Google App Engine Getting Better

I just read this post at the GAE blog:

http://googleappengine.blogspot.com/2009/02/roadmap-update.html

Basically, GAE is getting XMPP support and inbound email processing.  Wow!  The possibilities for this framework keep on growing.  I can only imagine what I can do with XMPP.  Complete IM integration into my GAE applications.  The inbound email processing is even better.  Now, I can imagine with JacobSix and email being sent with Action status updates or new Actions.  Same with the XMPP.  Simply use the JacobSix bot to check on your top actions.

I'm looking forward to all that is coming.

 

More new features at JacobSix

Burned the midnight oil the last night and added the final two features of the "More" tab at JacobSix.  Notes and Links.  

Notes provides a simple WYSIWYG interface allowing HTML markup text entries.  You can pretty much put any HTML in the note and they are listed in order of update time.  The Notes keep a history of previous versions, which will eventually be exposed so you can rollback changes or view an older version.  For now, it's just a great way to keep information about a project.  Because it accepts HTML, you can embed iframes, which means video or any other embed that's out there.  I haven't tested the dangers of this, which I'm sure are many.  So for now, we'll give it a try and restrict the HTML later if necessary.

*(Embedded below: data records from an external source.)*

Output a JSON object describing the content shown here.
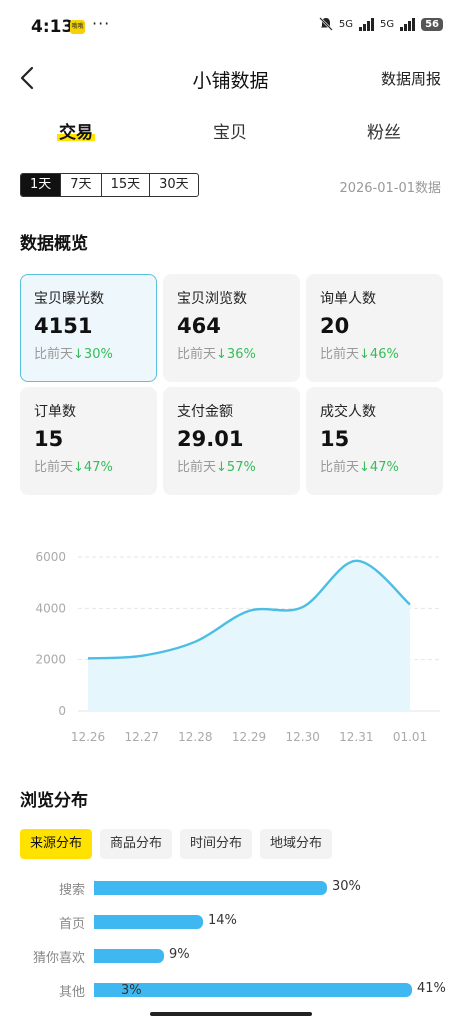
{
  "status_bar": {
    "time": "4:13",
    "note_badge": "哦哦",
    "more": "···",
    "signal_1": "5G",
    "signal_2": "5G",
    "battery": "56"
  },
  "nav": {
    "title": "小铺数据",
    "weekly_report": "数据周报",
    "back_icon": "chevron-left-icon"
  },
  "tabs": [
    {
      "label": "交易",
      "active": true
    },
    {
      "label": "宝贝",
      "active": false
    },
    {
      "label": "粉丝",
      "active": false
    }
  ],
  "ranges": [
    {
      "label": "1天",
      "active": true
    },
    {
      "label": "7天",
      "active": false
    },
    {
      "label": "15天",
      "active": false
    },
    {
      "label": "30天",
      "active": false
    }
  ],
  "date_label": "2026-01-01数据",
  "overview": {
    "title": "数据概览",
    "compare_prefix": "比前天",
    "down_arrow": "↓",
    "cards": [
      {
        "label": "宝贝曝光数",
        "value": "4151",
        "change": "30%",
        "active": true
      },
      {
        "label": "宝贝浏览数",
        "value": "464",
        "change": "36%",
        "active": false
      },
      {
        "label": "询单人数",
        "value": "20",
        "change": "46%",
        "active": false
      },
      {
        "label": "订单数",
        "value": "15",
        "change": "47%",
        "active": false
      },
      {
        "label": "支付金额",
        "value": "29.01",
        "change": "57%",
        "active": false
      },
      {
        "label": "成交人数",
        "value": "15",
        "change": "47%",
        "active": false
      }
    ]
  },
  "chart_data": [
    {
      "type": "area",
      "title": "",
      "xlabel": "",
      "ylabel": "",
      "x": [
        "12.26",
        "12.27",
        "12.28",
        "12.29",
        "12.30",
        "12.31",
        "01.01"
      ],
      "y_ticks": [
        "0",
        "2000",
        "4000",
        "6000"
      ],
      "ylim": [
        0,
        6000
      ],
      "grid": true,
      "series": [
        {
          "values": [
            2050,
            2150,
            2700,
            3900,
            4050,
            5850,
            4151
          ]
        }
      ],
      "colors": {
        "line": "#4dbde4",
        "fill": "#e6f6fd"
      }
    },
    {
      "type": "bar",
      "orientation": "horizontal",
      "categories": [
        "搜索",
        "首页",
        "猜你喜欢",
        "其他"
      ],
      "values": [
        30,
        14,
        9,
        41
      ],
      "labels": [
        "30%",
        "14%",
        "9%",
        "41%"
      ],
      "secondary_label": {
        "category": "其他",
        "text": "3%"
      },
      "xlim": [
        0,
        41
      ],
      "color": "#3fb8f2"
    }
  ],
  "distribution": {
    "title": "浏览分布",
    "tabs": [
      {
        "label": "来源分布",
        "active": true
      },
      {
        "label": "商品分布",
        "active": false
      },
      {
        "label": "时间分布",
        "active": false
      },
      {
        "label": "地域分布",
        "active": false
      }
    ]
  },
  "colors": {
    "accent_yellow": "#ffe200",
    "positive_green": "#35bd59",
    "active_card_border": "#58c2dc"
  }
}
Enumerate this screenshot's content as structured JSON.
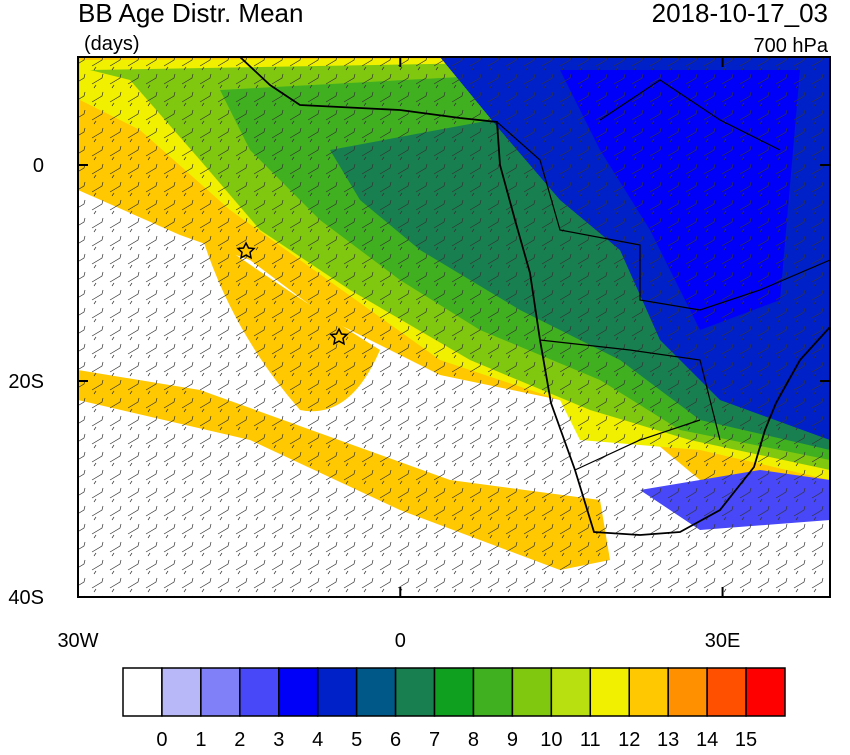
{
  "header": {
    "title": "BB Age Distr. Mean",
    "units": "(days)",
    "time": "2018-10-17_03",
    "level": "700 hPa"
  },
  "map": {
    "lon_range": [
      -30,
      40
    ],
    "lat_range": [
      -40,
      10
    ],
    "lat_ticks": [
      {
        "value": 0,
        "label": "0"
      },
      {
        "value": -20,
        "label": "20S"
      },
      {
        "value": -40,
        "label": "40S"
      }
    ],
    "lon_ticks": [
      {
        "value": -30,
        "label": "30W"
      },
      {
        "value": 0,
        "label": "0"
      },
      {
        "value": 30,
        "label": "30E"
      }
    ]
  },
  "colorbar": {
    "levels": [
      0,
      1,
      2,
      3,
      4,
      5,
      6,
      7,
      8,
      9,
      10,
      11,
      12,
      13,
      14,
      15
    ],
    "colors": [
      "#ffffff",
      "#b8b8f8",
      "#8080f8",
      "#4848f8",
      "#0000f8",
      "#0020c8",
      "#005888",
      "#188050",
      "#10a020",
      "#40b020",
      "#80c810",
      "#b8e010",
      "#f0f000",
      "#ffc800",
      "#ff9000",
      "#ff5000",
      "#ff0000"
    ]
  }
}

Links provides a place to keep any URL you want to save.  Bookmarks or Favorites basically.  However, like TaPingYa (the messaging application), the Links will be collected automatically from around the project.  So, if you post a message to the Project that has a URL, it will automatically be saved in your Links.  You can delete these later if you want.  This just makes it easy to see all those URL's that get posted in various places.  The auto collection is not complete yet, but soon.

I also added some logic to check the state of Google App Engine.  The service goes down for maintenance now and then, so JacobSix needs to handle this better.  I put some code in place to deal with this, but messed up the logic so it didn't go down so well.  Next time!

Filed under  //   jacobsix  

Google App Engine Maintenance

JacobSix is down once more because of Google App Engine maintenance for about an hour.  This is normal, but what makes me sad is I put logic in to check for this and report a nice message to users.  My logic was bad and now they will only get a nasty error message on the screen.  Sad, so sad.  I need to get some QA going on this application.  Any volunteers?